In any case, I haven't seen any Makefiles big enough to benefit from faster preprocessing.
According to your bio you're a lapsed ME, like myself. Do you think not coming from a CS background gives you an opportunity for novel solutions in compiler development work?
[My first real project used Zortech C++ for OS/2, thanks for the fond memories...]
I think not coming from a CS background has resulted in me reinventing the wheel on several occasions. (I thought I'd had a brilliant insight, only to be told it was well known.)
I'm credited with a few innovations (like NRVO), but for the most part I just put together novel combinations of other peoples' ideas :-)
On a related topic could you tell us about coroutines/fibres in D ... How are they implemented ? Can they be called from C ? are they are used in D's standard library, examples of a few notable use cases (I guess one would be Vibe.d), examples of asynchronous idioms in D.
Since that's a lot of questions, pointing to documents would be fine too.
Do you employ any detection of boost preprocessor library use, so that e.g.
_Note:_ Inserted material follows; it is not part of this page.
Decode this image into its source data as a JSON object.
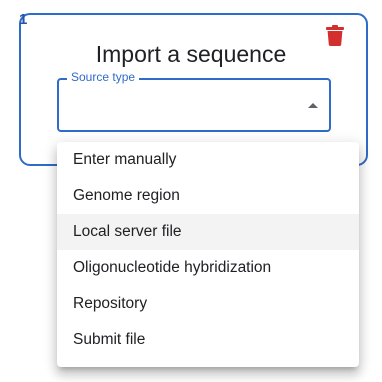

BOOST_PP_FOREACH gets processed as a literal loop rather than a large expansion?
Nope. Boost is just another bucket of chum as far as Warp is concerned. I did use Boost extensively to validate correct operation of Warp and profile execution speed.
Hard problems for C++ compilers are keeping track of where a piece of code originated and providing good diagnostics in code expanded from macros. Can warp help with this or was speed such a paramount goal that the rest of the tool-chain cannot provide good diagnostics as soon as macros are involved?
Will Warp's design allow modes to be added, where it can be be used as a preprocessor replacement for compilers other than gcc (msvc, clang)? Would you accept such patches? I know mcpp (the only other standalone c preprocessor I've seen) tried to do this.
Other than the speed processing, is there anything about how Warp operates that would make it easier to implement a distributed build system? It seems like the preprocessor can sometimes play a role in whether builds are deterministic enough to be successfully cacheable (__FILE__ macros and such).
Warp only predefines the macros required by the Standard. For all the other macros predefined by cpp, it is passed those definitions on the command line via a script file.
The same should work for any other compiler, provided they don't use preprocessors with custom behavior.
I don't see any reason why Warp cannot be used in a distributed build system.